Online Travel Vietnam: At first glimpse of a pot of Canh Bun, many people may mistaken it with Bun Rieu (Crab Noodle Soup).
Similar to Bun Rieu, they both originated from Northern Vietnam but this dish is definitely different in taste and texture.
Canh Bun's broth and rieu (crab mixtured) are much lighter. Canh Bun's rieu is soft and fluffy while Bun Rieu's rieu is sturdy. In addition, it doesn't have tomatoes; the noodles are thicker and they have the reddish color once cooked in the broth and eaten with boiled water spinach or rau muong.
This is one of the dishes that I used to enjoy in the afternoons in Saigon as a kid. I couldn't recall all the condiments in Canh Bun but I do always remember a distinctive reddish broth, thick noodles, fried tofu, huyet (conjealed blood), fried tofu and the main ingredient riêu made of field crab paste (cua đong xay) and rau muong. As you know these are usually sold as street foods on carts or carried throughout the neighborhood in dong ganh (bask̀ets). Everytime the lady with Canh Bun came by, the extremely fragnant broth would turn in me into Povlav's dog.
The other morning, I woke up and it was cold and immediately I wanted a comforting dish that would warm up our tummies.

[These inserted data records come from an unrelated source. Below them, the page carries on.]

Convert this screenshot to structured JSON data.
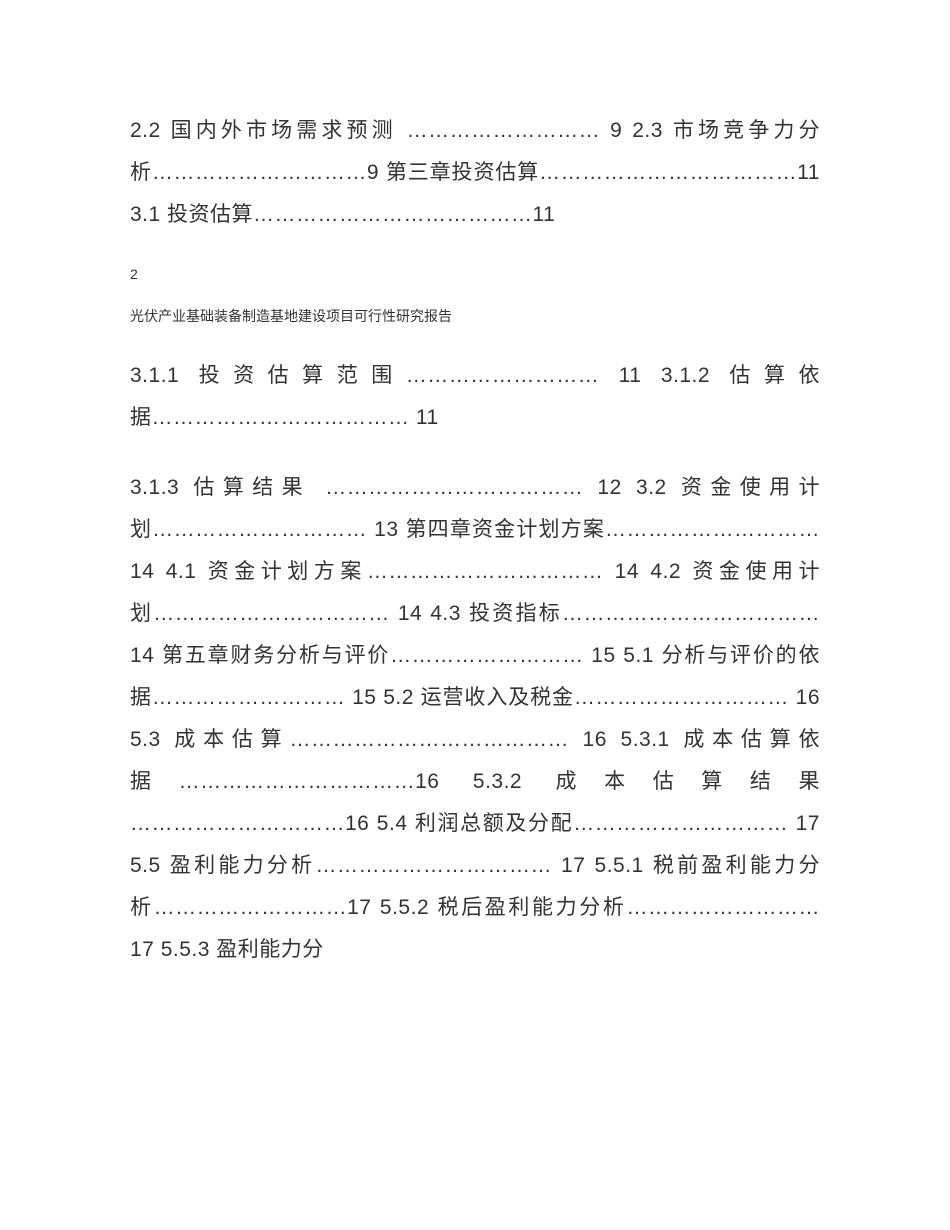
{
  "document": {
    "type": "table-of-contents",
    "background_color": "#ffffff",
    "text_color": "#333333",
    "paragraphs": [
      {
        "class": "para-large",
        "text": "2.2 国内外市场需求预测 ……………………… 9 2.3 市场竞争力分析…………………………9 第三章投资估算………………………………11 3.1 投资估算…………………………………11"
      },
      {
        "class": "para-small",
        "text": "2"
      },
      {
        "class": "para-medium",
        "text": "光伏产业基础装备制造基地建设项目可行性研究报告"
      },
      {
        "class": "para-large",
        "text": "3.1.1 投资估算范围……………………… 11 3.1.2 估算依据……………………………… 11"
      },
      {
        "class": "para-large",
        "text": "3.1.3 估算结果 ……………………………… 12 3.2 资金使用计划………………………… 13 第四章资金计划方案………………………… 14 4.1 资金计划方案…………………………… 14 4.2 资金使用计划…………………………… 14 4.3 投资指标……………………………… 14 第五章财务分析与评价……………………… 15 5.1 分析与评价的依据……………………… 15 5.2 运营收入及税金………………………… 16 5.3 成本估算………………………………… 16 5.3.1 成本估算依据……………………………16 5.3.2 成本估算结果 …………………………16 5.4 利润总额及分配………………………… 17 5.5 盈利能力分析…………………………… 17 5.5.1 税前盈利能力分析………………………17 5.5.2 税后盈利能力分析………………………17 5.5.3 盈利能力分"
      }
    ]
  }
}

Sure enough my senses lead me to the aroma of canh bún.
Since I didn't have field crabs to make riêu, I used the combination of shrimps, dried shrimps, crab meat and crab paste with Soya Bean Oil instead. The rieu turned out not as fluffy as I had hoped but it was tasty. I used Annatto seeds to get the color instead the red color powder which I wonder if any Asian grocery stores carry it; therefore, it didn't have the reddish color that you would see in canh bún. I also added escargot (oc buu) which is my husband and surprisingly my daughters's favorite. My husband didn't care much for canh bun the first time he tried it in southern California, but after trying my recipe, he requested it again a few days later. This time, I went to an Asian grocery store to hunt for field crab paste. I came upon the last 2 jars.
Bare in mind that the smell of field crab paste is quite pungent but has a mild taste. I remember seeing my friend's family preparing this paste from grounding whole field crabs in a mortar.
Canh Bun made with crabfields takes less time to prepare as it's already made into paste. In the recipe below, there are directions for both rieu cua (crab rieu) and rieu cua dong (field crab rieu). Authenticity would favor the recipe with field crabs.